Where did your passion for the wine business develop?

I wasn’t drinking wine until I was 21 or 22 years old, and I wasn’t interested in it at all. When I was a teenager, I wasn’t a proper “student model” and was more interested in motorbikes and cars. I was working in Torre Zambra only during the summer so I could buy branded clothes and I said to myself: I won’t just be another winemaker. My family was sort of pressuring me because they saw no interest in the winery from my side. I hated that. Like a typical rebel, the more they were trying to get my attention directed to wine, the more it was moving away.

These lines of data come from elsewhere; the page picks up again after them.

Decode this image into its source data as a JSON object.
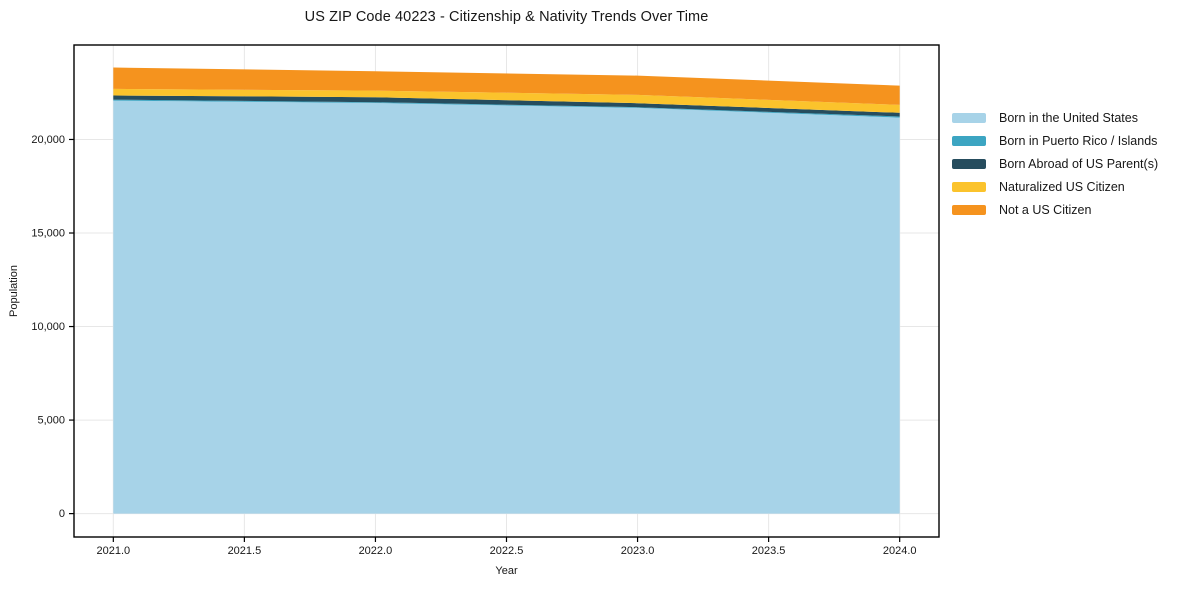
{
  "chart_data": {
    "type": "area",
    "stacked": true,
    "title": "US ZIP Code 40223 - Citizenship & Nativity Trends Over Time",
    "xlabel": "Year",
    "ylabel": "Population",
    "x": [
      2021,
      2022,
      2023,
      2024
    ],
    "series": [
      {
        "name": "Born in the United States",
        "color": "#A7D3E8",
        "values": [
          22080,
          21950,
          21685,
          21170
        ]
      },
      {
        "name": "Born in Puerto Rico / Islands",
        "color": "#3CA5C2",
        "values": [
          50,
          40,
          40,
          60
        ]
      },
      {
        "name": "Born Abroad of US Parent(s)",
        "color": "#264D5E",
        "values": [
          220,
          270,
          215,
          195
        ]
      },
      {
        "name": "Naturalized US Citizen",
        "color": "#FBC32C",
        "values": [
          355,
          355,
          445,
          425
        ]
      },
      {
        "name": "Not a US Citizen",
        "color": "#F5931E",
        "values": [
          1140,
          1030,
          1030,
          1030
        ]
      }
    ],
    "xlim": [
      2020.85,
      2024.15
    ],
    "ylim": [
      -1250,
      25050
    ],
    "xticks": {
      "values": [
        2021.0,
        2021.5,
        2022.0,
        2022.5,
        2023.0,
        2023.5,
        2024.0
      ],
      "labels": [
        "2021.0",
        "2021.5",
        "2022.0",
        "2022.5",
        "2023.0",
        "2023.5",
        "2024.0"
      ]
    },
    "yticks": {
      "values": [
        0,
        5000,
        10000,
        15000,
        20000
      ],
      "labels": [
        "0",
        "5,000",
        "10,000",
        "15,000",
        "20,000"
      ]
    },
    "grid": true,
    "grid_color": "#E7E7E7",
    "axis_color": "#000000",
    "text_color": "#171717",
    "legend_position": "right"
  }
}
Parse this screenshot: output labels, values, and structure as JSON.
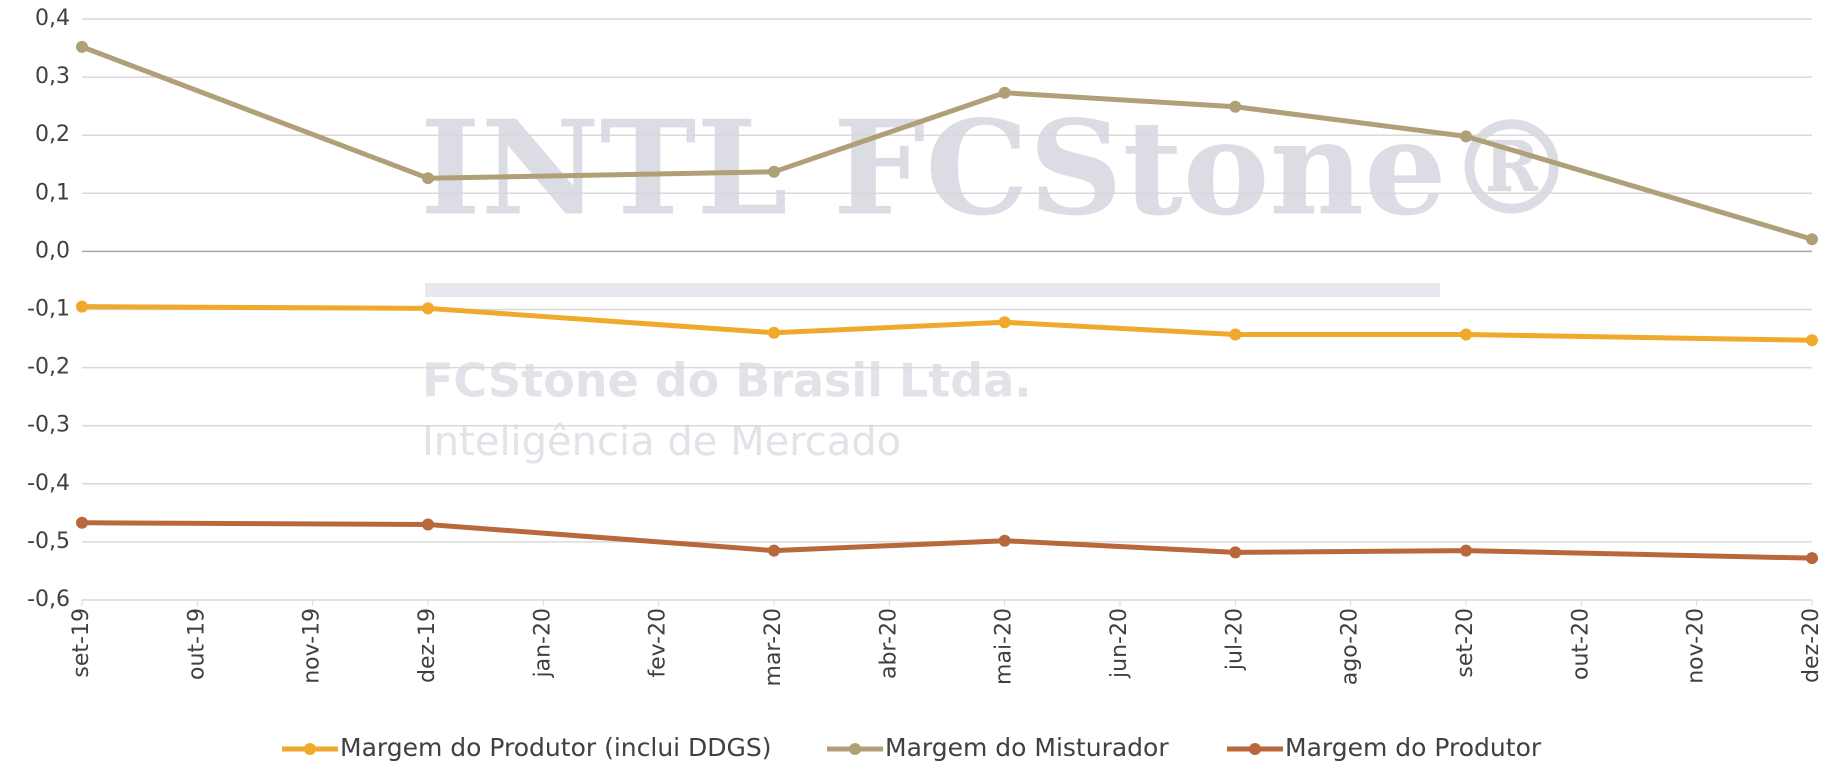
{
  "watermark": {
    "brand": "INTL FCStone®",
    "company": "FCStone do Brasil Ltda.",
    "unit": "Inteligência de Mercado"
  },
  "chart_data": {
    "type": "line",
    "x": [
      "2019-09",
      "2019-12",
      "2020-03",
      "2020-05",
      "2020-07",
      "2020-09",
      "2020-12"
    ],
    "xticks": [
      {
        "value": "2019-09",
        "label": "set-19"
      },
      {
        "value": "2019-10",
        "label": "out-19"
      },
      {
        "value": "2019-11",
        "label": "nov-19"
      },
      {
        "value": "2019-12",
        "label": "dez-19"
      },
      {
        "value": "2020-01",
        "label": "jan-20"
      },
      {
        "value": "2020-02",
        "label": "fev-20"
      },
      {
        "value": "2020-03",
        "label": "mar-20"
      },
      {
        "value": "2020-04",
        "label": "abr-20"
      },
      {
        "value": "2020-05",
        "label": "mai-20"
      },
      {
        "value": "2020-06",
        "label": "jun-20"
      },
      {
        "value": "2020-07",
        "label": "jul-20"
      },
      {
        "value": "2020-08",
        "label": "ago-20"
      },
      {
        "value": "2020-09",
        "label": "set-20"
      },
      {
        "value": "2020-10",
        "label": "out-20"
      },
      {
        "value": "2020-11",
        "label": "nov-20"
      },
      {
        "value": "2020-12",
        "label": "dez-20"
      }
    ],
    "ylim": [
      -0.6,
      0.4
    ],
    "yticks": [
      {
        "value": -0.6,
        "label": "-0,6"
      },
      {
        "value": -0.5,
        "label": "-0,5"
      },
      {
        "value": -0.4,
        "label": "-0,4"
      },
      {
        "value": -0.3,
        "label": "-0,3"
      },
      {
        "value": -0.2,
        "label": "-0,2"
      },
      {
        "value": -0.1,
        "label": "-0,1"
      },
      {
        "value": 0,
        "label": "0,0"
      },
      {
        "value": 0.1,
        "label": "0,1"
      },
      {
        "value": 0.2,
        "label": "0,2"
      },
      {
        "value": 0.3,
        "label": "0,3"
      },
      {
        "value": 0.4,
        "label": "0,4"
      }
    ],
    "grid": true,
    "legend": "bottom",
    "series": [
      {
        "name": "Margem do Produtor (inclui DDGS)",
        "color": "#f0a92a",
        "values": [
          -0.095,
          -0.098,
          -0.14,
          -0.122,
          -0.143,
          -0.143,
          -0.153
        ]
      },
      {
        "name": "Margem do Misturador",
        "color": "#b0a078",
        "values": [
          0.352,
          0.126,
          0.137,
          0.273,
          0.249,
          0.198,
          0.021
        ]
      },
      {
        "name": "Margem do Produtor",
        "color": "#b8683a",
        "values": [
          -0.467,
          -0.47,
          -0.515,
          -0.498,
          -0.518,
          -0.515,
          -0.528
        ]
      }
    ]
  }
}
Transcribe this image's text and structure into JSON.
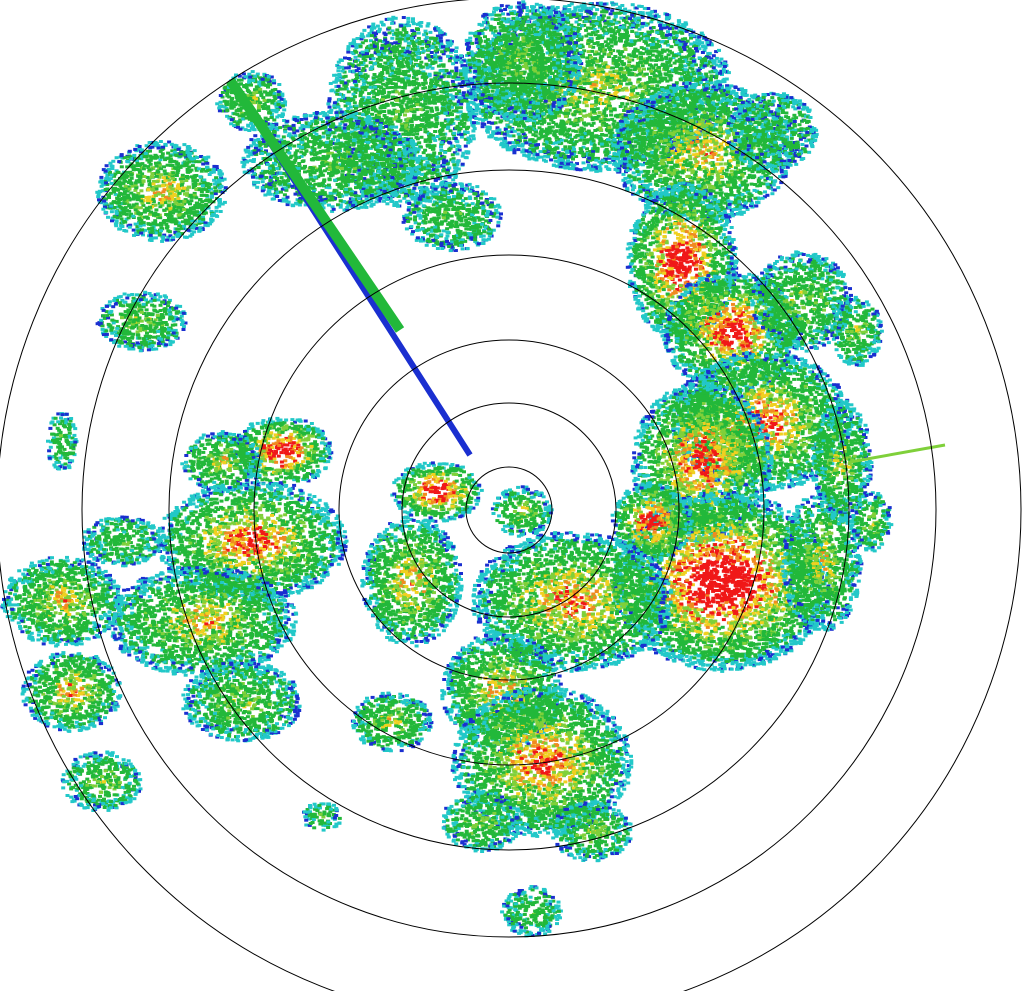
{
  "radar": {
    "range_ring_count": 7,
    "colors": {
      "background": "#ffffff",
      "ring": "#000000",
      "very_light": "#1a2fd0",
      "light": "#22c8c8",
      "moderate": "#22b83a",
      "moderate_strong": "#7fd03a",
      "heavy": "#f0d020",
      "very_heavy": "#f08a20",
      "intense": "#f01818"
    }
  }
}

Then, I started university and I moved to Padova, a city very close to Venice, to work on my bachelor’s degree. Being away from my hills, from my hometown, and my family gave me a different perspective and made me understand what was important for me. Then, between my Italian bachelor’s degree and my Swedish master’s degree, I had a year break and I took my first sommelier course. That’s where the passion started. I learned about the different Italian, French, and worldwide appellations and I started to study wine on my own, both from a production and a business perspective. Then, my e-commerce startup gave me the chance to meet very talented wine producers and entrepreneurs from all around Italy, from whom I learned even more. Nowadays, I dedicate my career, and basically my life, to wine. I never thought about that when I was 18.